Can anybody give a definition of death? Does the Bible tell us exactly what it is? Yes. In fact, in the words before us we have what is surely the simplest, shortest, most straight forward definition of death to be found anywhere. James tells us that death is the body without the spirit. What a wonderful explanation. James doesn’t say that death means that the life of the body is extinguished, not at all. It is simply that the life is absent – it’s away. The body is without the spirit. This verse doesn’t tell us that to die means that the spirit is without a body. Or, to put it another way, that the spirit without the body is dead. Absolutely not. The spirit can not die. It doesn’t matter if it is on the inside or the outside of the body.
There are some who believe and teach what they refer to as “soul sleep.” Don’t believe it for a minute. The soul can never sleep. Even in the dark hours of the night the body may sleep, but not the soul. What a tremendous picture.

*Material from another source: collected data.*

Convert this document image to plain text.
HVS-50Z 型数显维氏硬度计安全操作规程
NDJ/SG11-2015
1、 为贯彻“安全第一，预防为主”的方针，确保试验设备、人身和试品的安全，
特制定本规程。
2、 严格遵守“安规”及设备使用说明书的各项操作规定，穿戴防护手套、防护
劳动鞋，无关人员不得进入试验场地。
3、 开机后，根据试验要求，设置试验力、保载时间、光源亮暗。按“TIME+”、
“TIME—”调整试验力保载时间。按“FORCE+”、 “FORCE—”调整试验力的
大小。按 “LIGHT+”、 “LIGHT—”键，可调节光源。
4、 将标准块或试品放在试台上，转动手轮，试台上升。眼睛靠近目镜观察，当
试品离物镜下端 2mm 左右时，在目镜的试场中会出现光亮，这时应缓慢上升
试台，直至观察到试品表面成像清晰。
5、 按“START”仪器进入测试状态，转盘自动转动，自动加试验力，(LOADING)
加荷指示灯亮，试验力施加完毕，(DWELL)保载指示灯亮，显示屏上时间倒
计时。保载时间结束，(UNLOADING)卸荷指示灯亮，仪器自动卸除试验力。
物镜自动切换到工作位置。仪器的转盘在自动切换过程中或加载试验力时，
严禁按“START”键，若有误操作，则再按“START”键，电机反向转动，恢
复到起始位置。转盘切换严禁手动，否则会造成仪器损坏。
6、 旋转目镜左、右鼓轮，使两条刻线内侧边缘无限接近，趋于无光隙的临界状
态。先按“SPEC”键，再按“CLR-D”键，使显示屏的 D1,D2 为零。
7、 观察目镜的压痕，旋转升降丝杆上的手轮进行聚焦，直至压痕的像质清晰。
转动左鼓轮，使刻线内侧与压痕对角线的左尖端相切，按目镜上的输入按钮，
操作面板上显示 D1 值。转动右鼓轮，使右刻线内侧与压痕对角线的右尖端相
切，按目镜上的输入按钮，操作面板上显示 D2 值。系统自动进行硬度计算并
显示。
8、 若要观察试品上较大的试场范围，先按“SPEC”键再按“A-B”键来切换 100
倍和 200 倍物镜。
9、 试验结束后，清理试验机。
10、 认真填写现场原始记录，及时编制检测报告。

Death’s sleep is like life’s sleep in that it belongs to the weary, worn frame, not to the living, moving spirit.
Let me speak specifically to those who are reading this post and may be weeping and mourning unceasingly over your dead. Let me share some words that I believe you need to hear today – “He is no here, He is risen.” You say, “But he’s dead.” That’s really not correct. Death does not apply to the spirit and really when you get down to it, the spirit is the man. It’s only the body that can die. It is the body without a spirit that is dead. You say, “Then what do these words mean, ‘Though he may die, he will live”? It means that what we call death is not the great contradiction of life.
Standing before Bethany’s tomb, Mary expressed what she thought was great faith and hope when she told Jesus, “I know that he will rise again in the resurrection at the last day.” But Jesus told Mary that her understanding and expectation was too small. “Whoever lives and believes in me shall never die,” Jesus said. Martha thought that Lazarus’ life was extinguished until a future day when it would be revived. What she failed to realize is that death is only the spirit’s flight from the body. As children of the resurrection of Jesus, we should understand that.
So, why are you hovering and huddling near the spot where the dust of your loved one lies? Why are you looking for the living among the dead? Why do you think that being near the cemetery means that you are near to your departed?
What fellowship does a cemetery have with life? What interaction does the spirit have with death? If your departed is going to meet you anywhere it won’t be in a graveyard, but rather at the spot that is farthest away from that graveyard. Their voices won’t come from a tombstone, but from the thoughts that cause you to forget about the tombstone. You won’t see them among the symbols of death, but rather will find them through the hopes that speak of immortality. It will be in those moments, when heaven is opened and the ladder is seen stretching from the sky to the earth; in the hours when your own spirit is caught up to meet your Lord in the air; in the days when you begin to see the beautiful glimpses of the Promised Land from Nebo’s heights; in the seasons of summer when Love lifts her voice and sings, “O Death, where is your sting? O Grave, where is your victory?” that you may see, if you will, the fellowship of those ministering spirits who have been sent forth to minister to them who are the heirs of salvation.